There is an awful lot of space out there. It can be impossible to get our head around any of it really...the different universes, the emptiness, the sheer distances and the time scales.

Already the scientists reckon there are at least 500 billion billion suns out there...but without any knowledge of an end to space, that could be the tip of an iceberg.

So for many of us, it hasn’t come as a surprise that astronomers at the University of British Columbia in Canada say they have detected some mysterious radio signals coming from deep space.

It was only last year that the university’s new CHIME observatory, located in British Columbia’s Okanagan Valley, came into operation. CHIME stands for Canadian Hydrogen Intensity Mapping Experiment and consists of four 100-metre-long semi cylindrical antennas which scan the entire northern sky every day.
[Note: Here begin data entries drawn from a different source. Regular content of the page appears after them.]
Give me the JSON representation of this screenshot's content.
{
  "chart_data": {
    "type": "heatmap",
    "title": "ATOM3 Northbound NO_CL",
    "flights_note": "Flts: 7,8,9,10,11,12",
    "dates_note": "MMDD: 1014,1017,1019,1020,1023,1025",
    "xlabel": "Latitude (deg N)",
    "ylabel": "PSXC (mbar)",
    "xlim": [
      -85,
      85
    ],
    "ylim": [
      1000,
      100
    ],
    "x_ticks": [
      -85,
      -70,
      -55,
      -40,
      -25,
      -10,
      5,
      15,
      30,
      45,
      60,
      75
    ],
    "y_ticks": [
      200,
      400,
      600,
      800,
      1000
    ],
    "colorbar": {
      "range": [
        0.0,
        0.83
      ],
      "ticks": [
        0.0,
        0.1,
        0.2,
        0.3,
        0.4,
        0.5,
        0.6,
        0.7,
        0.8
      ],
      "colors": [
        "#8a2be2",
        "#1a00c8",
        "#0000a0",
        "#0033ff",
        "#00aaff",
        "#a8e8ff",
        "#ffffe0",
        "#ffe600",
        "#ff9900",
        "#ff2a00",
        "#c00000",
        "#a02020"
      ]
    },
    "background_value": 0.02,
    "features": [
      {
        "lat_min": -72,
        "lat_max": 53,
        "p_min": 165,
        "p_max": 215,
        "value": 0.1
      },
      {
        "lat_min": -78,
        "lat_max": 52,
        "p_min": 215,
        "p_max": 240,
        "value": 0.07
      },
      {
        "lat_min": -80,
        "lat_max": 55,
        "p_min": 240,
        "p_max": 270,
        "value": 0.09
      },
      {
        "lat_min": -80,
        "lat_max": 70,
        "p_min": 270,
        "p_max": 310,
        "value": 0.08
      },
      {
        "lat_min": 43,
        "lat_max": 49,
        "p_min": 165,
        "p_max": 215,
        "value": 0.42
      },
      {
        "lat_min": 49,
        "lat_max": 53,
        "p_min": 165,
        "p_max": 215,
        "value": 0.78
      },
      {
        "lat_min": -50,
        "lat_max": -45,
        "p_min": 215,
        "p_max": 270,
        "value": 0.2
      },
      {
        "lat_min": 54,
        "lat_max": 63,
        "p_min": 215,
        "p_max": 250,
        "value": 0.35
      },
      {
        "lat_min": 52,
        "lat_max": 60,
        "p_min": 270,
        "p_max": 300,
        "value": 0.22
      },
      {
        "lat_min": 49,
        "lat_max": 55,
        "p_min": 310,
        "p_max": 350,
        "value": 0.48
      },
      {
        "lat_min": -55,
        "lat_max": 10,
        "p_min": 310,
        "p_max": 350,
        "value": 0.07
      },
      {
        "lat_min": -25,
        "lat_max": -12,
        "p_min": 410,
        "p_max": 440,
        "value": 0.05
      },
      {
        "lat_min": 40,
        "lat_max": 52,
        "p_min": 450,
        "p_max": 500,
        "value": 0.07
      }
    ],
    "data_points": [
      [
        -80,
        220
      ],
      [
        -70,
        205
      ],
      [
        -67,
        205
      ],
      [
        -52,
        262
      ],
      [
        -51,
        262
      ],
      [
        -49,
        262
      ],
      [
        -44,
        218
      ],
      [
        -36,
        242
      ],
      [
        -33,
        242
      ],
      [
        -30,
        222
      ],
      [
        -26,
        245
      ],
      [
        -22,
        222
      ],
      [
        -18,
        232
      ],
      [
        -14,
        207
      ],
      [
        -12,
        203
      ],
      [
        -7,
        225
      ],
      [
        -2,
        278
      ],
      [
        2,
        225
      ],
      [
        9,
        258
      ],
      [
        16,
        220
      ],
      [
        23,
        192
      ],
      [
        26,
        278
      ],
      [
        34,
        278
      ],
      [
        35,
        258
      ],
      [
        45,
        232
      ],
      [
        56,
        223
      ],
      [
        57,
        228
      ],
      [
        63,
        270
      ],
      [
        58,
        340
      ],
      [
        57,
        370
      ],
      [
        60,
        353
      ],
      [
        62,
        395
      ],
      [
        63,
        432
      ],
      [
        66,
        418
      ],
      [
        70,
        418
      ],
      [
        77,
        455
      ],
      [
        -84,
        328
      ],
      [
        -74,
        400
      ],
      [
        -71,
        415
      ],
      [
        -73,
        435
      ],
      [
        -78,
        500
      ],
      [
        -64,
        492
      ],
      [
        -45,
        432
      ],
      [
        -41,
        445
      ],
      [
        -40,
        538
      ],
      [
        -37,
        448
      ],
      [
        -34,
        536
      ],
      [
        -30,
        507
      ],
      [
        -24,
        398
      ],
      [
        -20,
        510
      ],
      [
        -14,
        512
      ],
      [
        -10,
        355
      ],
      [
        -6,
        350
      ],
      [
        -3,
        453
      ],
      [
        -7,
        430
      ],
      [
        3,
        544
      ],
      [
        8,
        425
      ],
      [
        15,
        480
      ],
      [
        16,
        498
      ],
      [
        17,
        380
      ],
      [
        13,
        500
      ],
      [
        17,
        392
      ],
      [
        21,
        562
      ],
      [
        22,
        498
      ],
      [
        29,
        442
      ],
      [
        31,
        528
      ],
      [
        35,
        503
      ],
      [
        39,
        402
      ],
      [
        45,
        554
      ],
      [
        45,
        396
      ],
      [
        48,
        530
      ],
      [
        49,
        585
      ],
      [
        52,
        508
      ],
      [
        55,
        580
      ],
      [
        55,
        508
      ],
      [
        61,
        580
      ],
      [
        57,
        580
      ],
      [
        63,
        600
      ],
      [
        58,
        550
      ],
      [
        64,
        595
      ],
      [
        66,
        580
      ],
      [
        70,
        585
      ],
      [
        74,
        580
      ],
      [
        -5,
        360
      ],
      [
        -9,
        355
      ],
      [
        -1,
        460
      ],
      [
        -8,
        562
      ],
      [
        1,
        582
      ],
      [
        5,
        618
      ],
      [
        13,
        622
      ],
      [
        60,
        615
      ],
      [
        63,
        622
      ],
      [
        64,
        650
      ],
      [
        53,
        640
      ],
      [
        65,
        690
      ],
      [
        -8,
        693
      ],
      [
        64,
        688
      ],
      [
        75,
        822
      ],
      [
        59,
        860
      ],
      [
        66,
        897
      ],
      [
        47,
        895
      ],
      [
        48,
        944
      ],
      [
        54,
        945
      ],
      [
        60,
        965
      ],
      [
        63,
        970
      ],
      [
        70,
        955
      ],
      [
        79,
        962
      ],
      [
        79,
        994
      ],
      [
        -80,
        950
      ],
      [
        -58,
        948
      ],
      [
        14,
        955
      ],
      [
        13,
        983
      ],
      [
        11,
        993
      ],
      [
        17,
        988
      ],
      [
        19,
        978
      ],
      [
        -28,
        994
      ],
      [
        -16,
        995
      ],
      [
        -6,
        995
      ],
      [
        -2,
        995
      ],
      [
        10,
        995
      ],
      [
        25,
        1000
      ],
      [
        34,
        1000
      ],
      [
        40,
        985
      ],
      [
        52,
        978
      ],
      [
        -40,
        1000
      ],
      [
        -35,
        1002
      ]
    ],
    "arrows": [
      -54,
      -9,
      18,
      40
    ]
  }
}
The signals picked up by the new telescopes consisted of FRBs or fast radio bursts. There were 13 FRBs all coming from the same source about 2.5 billion light years away, and they came in a very unusual repeating signal.

The pulses, with fast extremely low frequencies, suggest that the blast was extremely bright and originated from an insanely powerful source somewhere in the cosmos.

Patrick Boyle, a project manager at CHIME, says the strange new signatures picked up by the radio telescope occurred during both day and night, and did not correlate with any known on-site activities or other known sources.

The Canadian experience backs up reports from other unconnected astronomers and astrophysicists about FRBs coming from deep in space. An FRB event similar to the latest Canadian one has been reported through a different telescope, and along with these two repeating signals, about 60 single fast radio bursts have also been detected by scientists in different locations.

While the precise nature and origin of the blasts of radio waves is unknown, the University of Columbia’s astrophysicist Ingrid Stairs said that the latest incident suggests there could be more out there.

"With more repeaters and more sources available for study, we may be able to understand these cosmic puzzles - where they're from and what causes them," she said.

Avi Loeb, a scientist at the Harvard-Smithsonian Centre for Astro Physics, said that an artificial origin or extra terrestrial intelligence for these signals was worth considering. Other possible causes could be supernovas, supermassive black holes, or even the merging of two neutron stars which were spinning very rapidly and had strong magnetic fields.

No one knows.

But thanks to amazing new equipment such as the new CHIME radio telescope, we are beginning to edge forward on our understanding of space. Whether that will eventually introduce us to extra terrestrial intelligence, in whatever form it might take, remains to be seen.